By Mikael Awake

At an AWP panel last year, I heard a prominent writer, hidden in an audience of non-prominents, ask an editor on the panel how many literary fiction writers were able to make a living off their craft. The editor thought for a second before giving a figure so depressingly low, with such chilling authority, that it elicited a collective groan-sigh from the audience.

If your last name isn't Lahiri or Chabon or Franzen, chances are you have to work to support your writing. And in between loud apartments and hostile offices, figuring out where to scribble in peace can be as challenging as deciding what to scribble.

Stop me if you've heard this one: you live in a perfectly fine apartment, but for some reason, the mojo/muse/breath of Apollo/magic well water just isn't flowing. What is flowing is the hot water in the radiator, which keeps clanging, and the trundling delivery trucks on the street outside your window. You need a clean, well-lit place to work, and your apartment just isn't it. Where, in the Disney theme park that is 2012 New York, is a writer to write? 

The first, and most expensive answer, is a writers' room. New York has more of these facilities than any other American city, according to About.com. Membership to the writers' room nearest my apartment costs $90/month for use after-working hours and on weekends, but runs up to $150 for full-time use. This is about average for most writers' rooms, and as one room advertises, that's equal to about one Starbucks drink a day.

That's no facile comparison either, since the favored writing space for many is the coffeeshop. But costs at the cafe can add up. Not to mention, coffee shops are becoming one of the more inhospitable places for the urban writer to ply her trade. With distractingly eclectic iPod shuffles playing overhead, general disregard for climate control, and obnoxious mobile telephone operators nearby, the New York coffee shop is poorly designed for one seeking a peaceful place to work. Some cafe managers in "high-traffic Starbucks locations in New York City" are reported to "have resorted to blocking access to electrical outlets," marrying writing time to battery life.
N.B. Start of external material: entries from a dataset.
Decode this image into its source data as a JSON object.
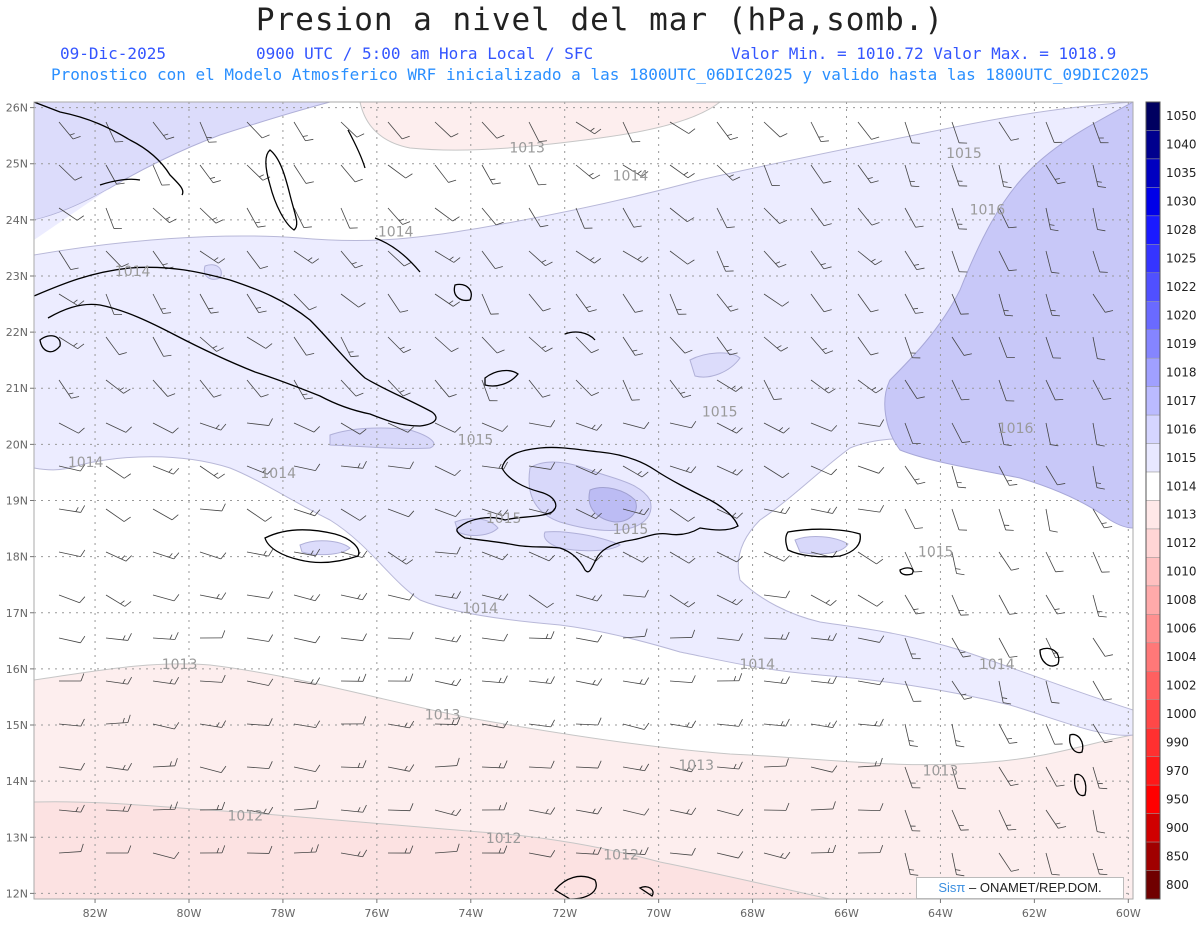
{
  "title": "Presion a nivel del mar (hPa,somb.)",
  "header": {
    "date": "09-Dic-2025",
    "time": "0900 UTC / 5:00 am Hora Local / SFC",
    "minmax": "Valor Min. = 1010.72  Valor Max. = 1018.9",
    "forecast": "Pronostico con el Modelo Atmosferico WRF inicializado a las 1800UTC_06DIC2025 y valido hasta las  1800UTC_09DIC2025"
  },
  "axes": {
    "lon_ticks": [
      "82W",
      "80W",
      "78W",
      "76W",
      "74W",
      "72W",
      "70W",
      "68W",
      "66W",
      "64W",
      "62W",
      "60W"
    ],
    "lat_ticks": [
      "26N",
      "25N",
      "24N",
      "23N",
      "22N",
      "21N",
      "20N",
      "19N",
      "18N",
      "17N",
      "16N",
      "15N",
      "14N",
      "13N",
      "12N"
    ]
  },
  "contour_labels": [
    {
      "text": "1013",
      "lon": -72.8,
      "lat": 25.2
    },
    {
      "text": "1014",
      "lon": -70.6,
      "lat": 24.7
    },
    {
      "text": "1015",
      "lon": -63.5,
      "lat": 25.1
    },
    {
      "text": "1016",
      "lon": -63.0,
      "lat": 24.1
    },
    {
      "text": "1014",
      "lon": -75.6,
      "lat": 23.7
    },
    {
      "text": "1014",
      "lon": -81.2,
      "lat": 23.0
    },
    {
      "text": "1015",
      "lon": -68.7,
      "lat": 20.5
    },
    {
      "text": "1016",
      "lon": -62.4,
      "lat": 20.2
    },
    {
      "text": "1015",
      "lon": -73.9,
      "lat": 20.0
    },
    {
      "text": "1014",
      "lon": -82.2,
      "lat": 19.6
    },
    {
      "text": "1014",
      "lon": -78.1,
      "lat": 19.4
    },
    {
      "text": "1015",
      "lon": -73.3,
      "lat": 18.6
    },
    {
      "text": "1015",
      "lon": -70.6,
      "lat": 18.4
    },
    {
      "text": "1015",
      "lon": -64.1,
      "lat": 18.0
    },
    {
      "text": "1014",
      "lon": -73.8,
      "lat": 17.0
    },
    {
      "text": "1014",
      "lon": -67.9,
      "lat": 16.0
    },
    {
      "text": "1014",
      "lon": -62.8,
      "lat": 16.0
    },
    {
      "text": "1013",
      "lon": -80.2,
      "lat": 16.0
    },
    {
      "text": "1013",
      "lon": -74.6,
      "lat": 15.1
    },
    {
      "text": "1013",
      "lon": -69.2,
      "lat": 14.2
    },
    {
      "text": "1013",
      "lon": -64.0,
      "lat": 14.1
    },
    {
      "text": "1012",
      "lon": -78.8,
      "lat": 13.3
    },
    {
      "text": "1012",
      "lon": -73.3,
      "lat": 12.9
    },
    {
      "text": "1012",
      "lon": -70.8,
      "lat": 12.6
    }
  ],
  "colorbar": {
    "labels": [
      "1050",
      "1040",
      "1035",
      "1030",
      "1028",
      "1025",
      "1022",
      "1020",
      "1019",
      "1018",
      "1017",
      "1016",
      "1015",
      "1014",
      "1013",
      "1012",
      "1010",
      "1008",
      "1006",
      "1004",
      "1002",
      "1000",
      "990",
      "970",
      "950",
      "900",
      "850",
      "800"
    ],
    "colors": [
      "#000060",
      "#00008e",
      "#0000c0",
      "#0000e8",
      "#1a1aff",
      "#3535ff",
      "#5050ff",
      "#6a6aff",
      "#8585ff",
      "#a0a0ff",
      "#bbbbff",
      "#d5d5ff",
      "#e8e8ff",
      "#ffffff",
      "#ffe8e8",
      "#ffd5d5",
      "#ffc0c0",
      "#ffaaaa",
      "#ff9090",
      "#ff7878",
      "#ff6060",
      "#ff4848",
      "#ff3030",
      "#ff1818",
      "#ff0000",
      "#d00000",
      "#a00000",
      "#700000"
    ]
  },
  "credit": {
    "logo": "Sisπ",
    "text": "– ONAMET/REP.DOM."
  }
}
But it's not all hopeless. There's still the most affordable, most inviting option of all: libraries. There are private libraries, like the hidden gem at Pratt (pictured above), which only costs $100 for a year of regular access. And of course, there are our ever-resilient public libraries, which even Jonathan Safran Foer still chooses to call home. Plus, a new $1 billion plan to renovate the NYPL seems to focus largely on giving the main branch at Bryant Park a huge facelift and making the entire second floor a haven for writers and researchers. “We want this to be Writing Central for New York,” said Anthony Marx, the library's president.

That should make a lot of laptop squatters happy; our batteries can only hold so much juice.